Resistance mechanisms:
- β-lactamases hydrolyze β-lactam ring.
- ESBLs (extended-spectrum) cleave 3rd-gen cephalosporins.
- Carbapenemases: KPC (class A serine), NDM-1 (metallo), OXA-48. Critical priority pathogens.
- Aminoglycoside-modifying enzymes (acetyltransferases, phosphorylases, adenylyltransferases).
- MRSA: mecA → PBP2a (low β-lactam affinity). Treatment: vanco, daptomycin, linezolid, ceftaroline.
- VRE: vanA/vanB → D-Ala-D-Lac instead of D-Ala-D-Ala → ~1000× lower vanco affinity.
- Quinolone R: gyrA + parC mutations.
- Rifampin R: rpoB mutations.
- Macrolide R: 23S rRNA methylation (erm genes) or efflux (mef).
WHO Priority Pathogens (2024): CRITICAL — Acinetobacter baumannii (carbapenem-R), Pseudomonas (carbapenem-R), Enterobacterales (carbapenem-R, 3rd-gen ceph-R). HIGH — VRE, MRSA, vanco-R Staph, Salmonella + Shigella (fluoroquinolone-R), N. gonorrhoeae (multidrug-R).
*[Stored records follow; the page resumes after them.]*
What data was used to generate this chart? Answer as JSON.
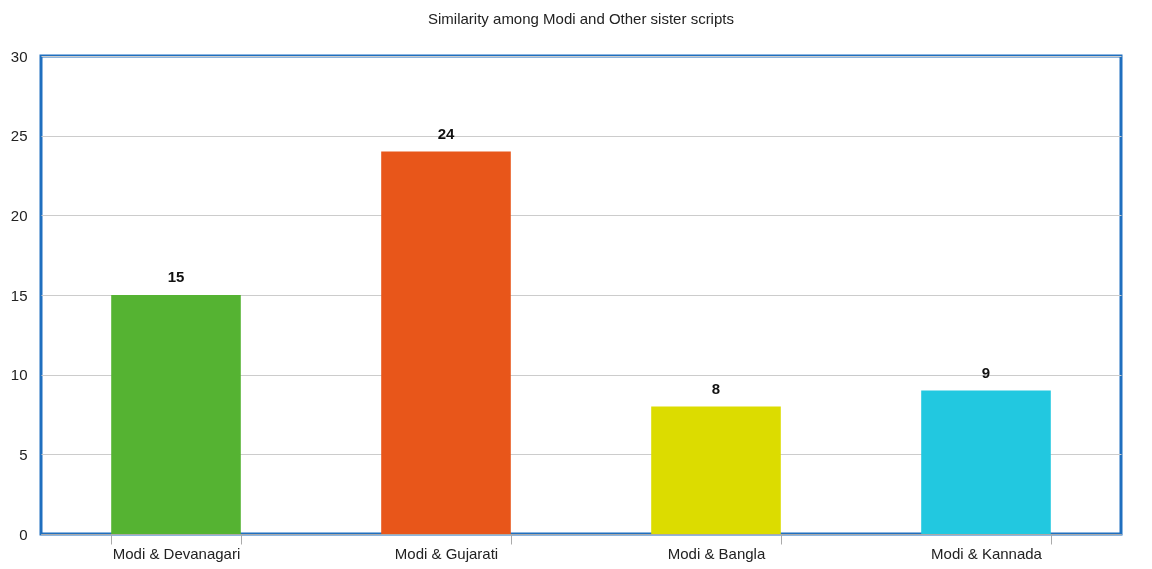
{
  "chart_data": {
    "type": "bar",
    "title": "Similarity among Modi and Other sister scripts",
    "categories": [
      "Modi & Devanagari",
      "Modi & Gujarati",
      "Modi & Bangla",
      "Modi & Kannada"
    ],
    "values": [
      15,
      24,
      8,
      9
    ],
    "colors": [
      "#55b332",
      "#e8561a",
      "#dcdc00",
      "#22c8e0"
    ],
    "ylim": [
      0,
      30
    ],
    "yticks": [
      0,
      5,
      10,
      15,
      20,
      25,
      30
    ],
    "grid": "y",
    "data_labels": true
  }
}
MIC = Minimum Inhibitory Concentration: lowest [drug] that prevents visible growth. Standardized via broth microdilution or E-test. Used to define susceptible/intermediate/resistant.
Antibiotic stewardship: optimize antibiotic use to reduce resistance + adverse events. Strategies: shortest effective course, narrowest spectrum, IV→PO conversion, prospective audit + feedback.